Après les tensions de mars sur le fleuve Makona et à Koudaya, la Guinée a décidé que les bonnes intentions ne suffisaient plus. La Commission nationale des frontières a tenu une session extraordinaire ce mercredi. Message aux voisins : pas un centimètre ne bougera.
Il aura fallu des incidents frontaliers et un sommet d’urgence des chefs d’État pour que la machine se mette enfin en marche. Ce mercredi, la Commission nationale des frontières de Guinée (CNFG) s’est réunie en session extraordinaire au ministère de l’Administration du territoire et de la Décentralisation. Traduction en langage diplomatique : les palabres politiques du 16 mars doivent maintenant produire quelque chose de concret.

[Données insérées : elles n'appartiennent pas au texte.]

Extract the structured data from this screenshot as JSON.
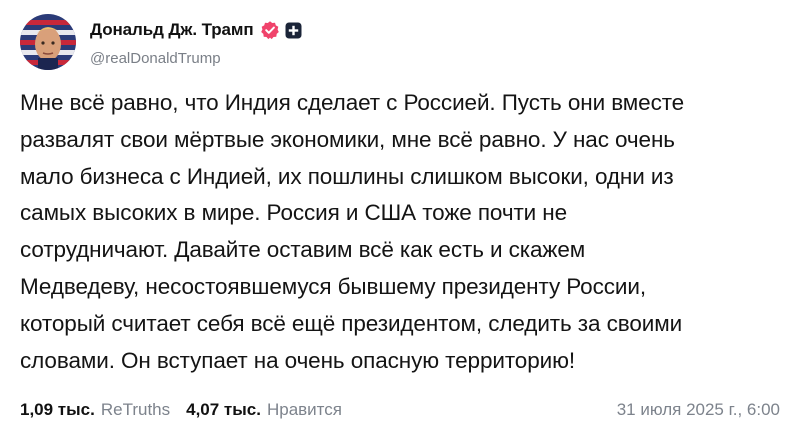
{
  "author": {
    "display_name": "Дональд Дж. Трамп",
    "handle": "@realDonaldTrump",
    "verified_icon": "verified-badge-icon",
    "extra_icon": "square-plus-icon",
    "verified_color": "#f0436b"
  },
  "post": {
    "text": "Мне всё равно, что Индия сделает с Россией. Пусть они вместе\nразвалят свои мёртвые экономики, мне всё равно. У нас очень\nмало бизнеса с Индией, их пошлины слишком высоки, одни из\nсамых высоких в мире. Россия и США тоже почти не\nсотрудничают. Давайте оставим всё как есть и скажем\nМедведеву, несостоявшемуся бывшему президенту России,\nкоторый считает себя всё ещё президентом, следить за своими\nсловами. Он вступает на очень опасную территорию!"
  },
  "stats": {
    "retruths_count": "1,09 тыс.",
    "retruths_label": "ReTruths",
    "likes_count": "4,07 тыс.",
    "likes_label": "Нравится",
    "timestamp": "31 июля 2025 г., 6:00"
  }
}
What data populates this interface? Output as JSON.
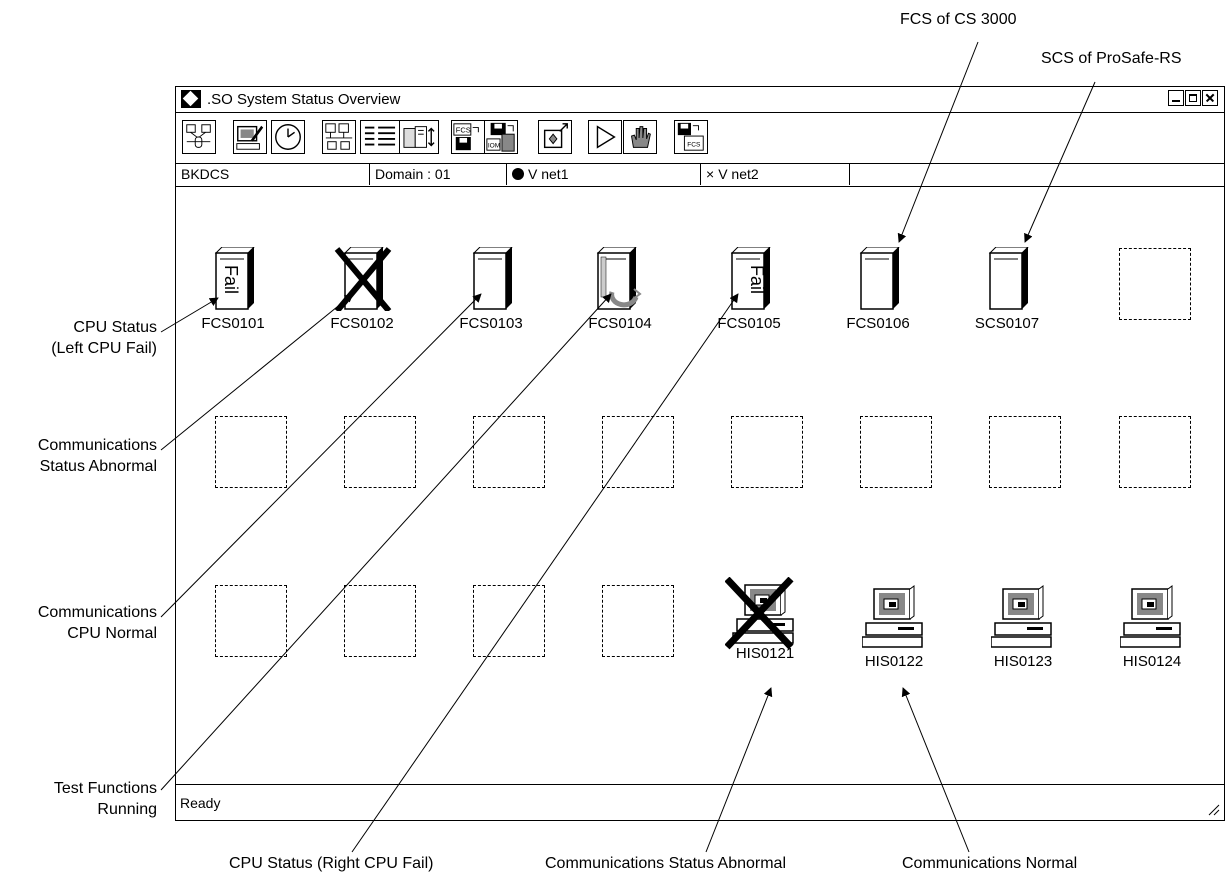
{
  "window": {
    "title": ".SO System Status Overview",
    "status_text": "Ready"
  },
  "status_bar": {
    "project": "BKDCS",
    "domain": "Domain : 01",
    "vnet1": "V net1",
    "vnet2": "V net2"
  },
  "toolbar": {
    "buttons": [
      {
        "icon": "system-view-icon"
      },
      {
        "icon": "edit-monitor-icon"
      },
      {
        "icon": "clock-icon"
      },
      {
        "icon": "hmi-network-icon"
      },
      {
        "icon": "list-icon"
      },
      {
        "icon": "cabinet-icon"
      },
      {
        "icon": "fcs-save-icon",
        "text": "FCS"
      },
      {
        "icon": "iom-save-icon",
        "text": "IOM"
      },
      {
        "icon": "export-icon"
      },
      {
        "icon": "play-icon"
      },
      {
        "icon": "hand-icon"
      },
      {
        "icon": "fcs-download-icon",
        "text": "FCS"
      }
    ]
  },
  "stations": {
    "row1": [
      {
        "name": "FCS0101",
        "type": "fcs",
        "state": "left-cpu-fail",
        "fail_text": "Fail"
      },
      {
        "name": "FCS0102",
        "type": "fcs",
        "state": "comm-abnormal"
      },
      {
        "name": "FCS0103",
        "type": "fcs",
        "state": "normal"
      },
      {
        "name": "FCS0104",
        "type": "fcs",
        "state": "test-running"
      },
      {
        "name": "FCS0105",
        "type": "fcs",
        "state": "right-cpu-fail",
        "fail_text": "Fail"
      },
      {
        "name": "FCS0106",
        "type": "fcs",
        "state": "normal"
      },
      {
        "name": "SCS0107",
        "type": "fcs",
        "state": "normal"
      }
    ],
    "row3": [
      {
        "name": "HIS0121",
        "type": "his",
        "state": "comm-abnormal"
      },
      {
        "name": "HIS0122",
        "type": "his",
        "state": "normal"
      },
      {
        "name": "HIS0123",
        "type": "his",
        "state": "normal"
      },
      {
        "name": "HIS0124",
        "type": "his",
        "state": "normal"
      }
    ]
  },
  "callouts": {
    "fcs_cs3000": "FCS of CS 3000",
    "scs_prosafe": "SCS of ProSafe-RS",
    "cpu_left_line1": "CPU Status",
    "cpu_left_line2": "(Left CPU Fail)",
    "comm_abn_line1": "Communications",
    "comm_abn_line2": "Status Abnormal",
    "comm_cpu_line1": "Communications",
    "comm_cpu_line2": "CPU Normal",
    "test_line1": "Test Functions",
    "test_line2": "Running",
    "cpu_right": "CPU Status (Right CPU Fail)",
    "comm_status_abn": "Communications Status Abnormal",
    "comm_normal": "Communications Normal"
  }
}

Le réveil forcé du 16 mars
Koudaya. Le fleuve Makona. Ces deux noms, peu connus du grand public, ont suffi à convoquer en urgence les chefs d’État de la sous-région. Les tensions dans ces zones frontalières ont mis en lumière une réalité que personne ne souhaitait voir en face : 3 399 kilomètres de frontières partagées avec six pays voisins, et des conventions bilatérales vieilles d’un siècle pour les gérer.
La session extraordinaire de la CNFG est censée corriger le tir. Objectif affiché : traduire les volontés politiques de paix en actes techniques. Autrement dit, faire ce qui aurait peut-être dû être fait avant que la situation ne s’embrase.
«Aucun centimètre» — et le ministre ne plaisante pas
En ouvrant les travaux, le ministre de l’Administration du territoire, le général à la retraite Ibrahima Kalil Condé, a commencé par un détour par l’histoire. Un hommage appuyé aux pères de l’indépendance, qui ont su, dès 1963, bâtir une architecture commune au sein de l’OUA. « Je profite de la même opportunité d’adresser mes remerciements à nos pères de l’indépendance, qui ont bien voulu, en 1963, se retrouver dans une organisation sous-régionale qu’on a appelée l’OUA. L’objectif de cette rencontre était de partager des initiatives entre eux, en privilégiant le principe de l’intangibilité et le principe de l’inviolabilité des frontières issues de la colonisation », a-t-il déclaré.
Puis le ton a changé. Place à la mise en garde. Nette. Sans fioritures. « Nous avons une superficie de 245 857 km². Il faut retenir que cet espace ne sera pas hypothéqué. Aucun centimètre ne sera soustrait de ces 245 857 kilomètres », a martelé le ministre. Deux fois le même chiffre. Une façon de dire que ce n’est pas une formule de circonstance.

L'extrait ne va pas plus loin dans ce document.